Ideology and Critical Thinking in Education

The following blog was motivated by a reflection on cultural imperialism and the concern about exporting ideologies through OERs.

Ideologies don’t have be exported across borders. From a Marxist perspective of education, at least according to the French theorist Althusser, school systems are ideological state apparatuses. He distinguishes between Repressive Ideological State Apparatuses (the Government, the Administration, the Army, the Police, the Courts, the Prisons, etc.) which function by force and violence (whether physical or not) and Ideological State Apparatuses:
• the religious ISA (the system of the different churches),
• the educational ISA (the system of the different public and private ‘schools’),
• the family ISA,[8]
• the legal ISA,[9]
• the political ISA (the political system, including the different parties),
• the trade-union ISA,
• the communications ISA (press, radio and television, etc.),
• the cultural ISA (literature, the arts, sports, etc.).
About education, Althusser expands on how schools propagate state ideology:
It takes children from every class at infant-school age, and then for years, the years in which the child is most ‘vulnerable’, squeezed between the Family State Apparatus and the Educational State Apparatus, it drums into them, whether it uses new or old methods, a certain amount of ‘know-how’ wrapped in the ruling ideology (French, arithmetic, natural history, the sciences, literature) or simply the ruling ideology in its pure state (ethics, civic instruction, philosophy). Somewhere around the age of sixteen, a huge mass of children are ejected ‘into production’: these are the workers or small peasants. Another portion of scholastically adapted youth carries on: and, for better or worse, it goes somewhat further, until it falls by the wayside and fills the posts of small and middle technicians, white-collar workers, small and middle executives, petty bourgeois of all kinds. A last portion reaches the summit, either to fall into intellectual semi-employment, or to provide, as well as the ‘intellectuals of the collective labourer’, the agents of exploitation (capitalists, managers), the agents of repression (soldiers, policemen, politicians, administrators, etc.) and the professional ideologists (priests of all sorts, most of whom are convinced ‘laymen’).

I think that schools reproduce social classes and structures in Canada and train students to become workers and consumers. After reading Althusser, I wondered to myself how many times I had said to my students: “What will you do in the workforce?” Of course, it is not a bad thing to prepare students for various trades and professions because students need to be equipped to survive and flourish in their respective environments and economies.
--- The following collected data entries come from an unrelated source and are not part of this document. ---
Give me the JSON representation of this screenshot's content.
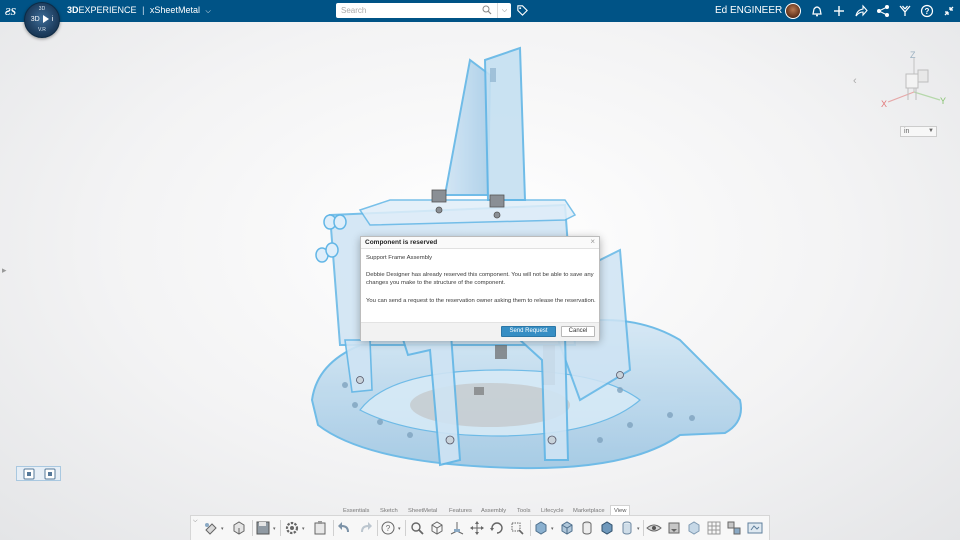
{
  "header": {
    "brand_bold": "3D",
    "brand_rest": "EXPERIENCE",
    "separator": "|",
    "app_name": "xSheetMetal",
    "compass": {
      "top": "3D",
      "left": "3D",
      "right": "i",
      "bottom": "V.R"
    },
    "search": {
      "placeholder": "Search",
      "value": ""
    },
    "user_name": "Ed ENGINEER",
    "icons": [
      "ds-logo-icon",
      "compass-icon",
      "search-icon",
      "tag-icon",
      "avatar",
      "notifications-icon",
      "add-icon",
      "share-icon",
      "network-icon",
      "tools-icon",
      "help-icon",
      "collapse-icon"
    ]
  },
  "viewport": {
    "unit": "in",
    "triad": {
      "x": "X",
      "y": "Y",
      "z": "Z"
    },
    "colors": {
      "model_fill": "#bfdcef",
      "model_outline": "#62b6e6",
      "header": "#005386",
      "accent": "#368ec4"
    }
  },
  "dialog": {
    "title": "Component is reserved",
    "close": "×",
    "component_name": "Support Frame Assembly",
    "message": "Debbie Designer has already reserved this component. You will not be able to save any changes you make to the structure of the component.",
    "hint": "You can send a request to the reservation owner asking them to release the reservation.",
    "send_button": "Send Request",
    "cancel_button": "Cancel"
  },
  "action_bar": {
    "sections": [
      "Essentials",
      "Sketch",
      "SheetMetal",
      "Features",
      "Assembly",
      "Tools",
      "Lifecycle",
      "Marketplace",
      "View"
    ],
    "active_section": "View",
    "tools": [
      "paint-icon",
      "cube-view-icon",
      "save-icon",
      "settings-icon",
      "clipboard-icon",
      "undo-icon",
      "redo-icon",
      "help-icon",
      "zoom-icon",
      "wireframe-icon",
      "axis-icon",
      "pan-icon",
      "rotate-icon",
      "zoom-box-icon",
      "shaded-icon",
      "box-icon",
      "cylinder-icon",
      "shaded-edges-icon",
      "transparent-icon",
      "eye-icon",
      "visibility-icon",
      "box-light-icon",
      "grid-icon",
      "layout-icon",
      "screen-icon"
    ]
  }
}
However, it is not the only purpose of education. In Canada, we may propagate bourgeois values of obtaining work and increasing material wealth and we seem to also produce students who are apolitical (this might be what happens in affluent nations). That said, in non-Western countries, or the countries importing distance education materials, products, programmes, etc., there are indigenous ideologies at work as well, such as state ideologies or religious ideologies. Curricula tend to emphasise critical thinking but I wonder how different jurisdictions define critical thinking… or if critical thinking is defined at all.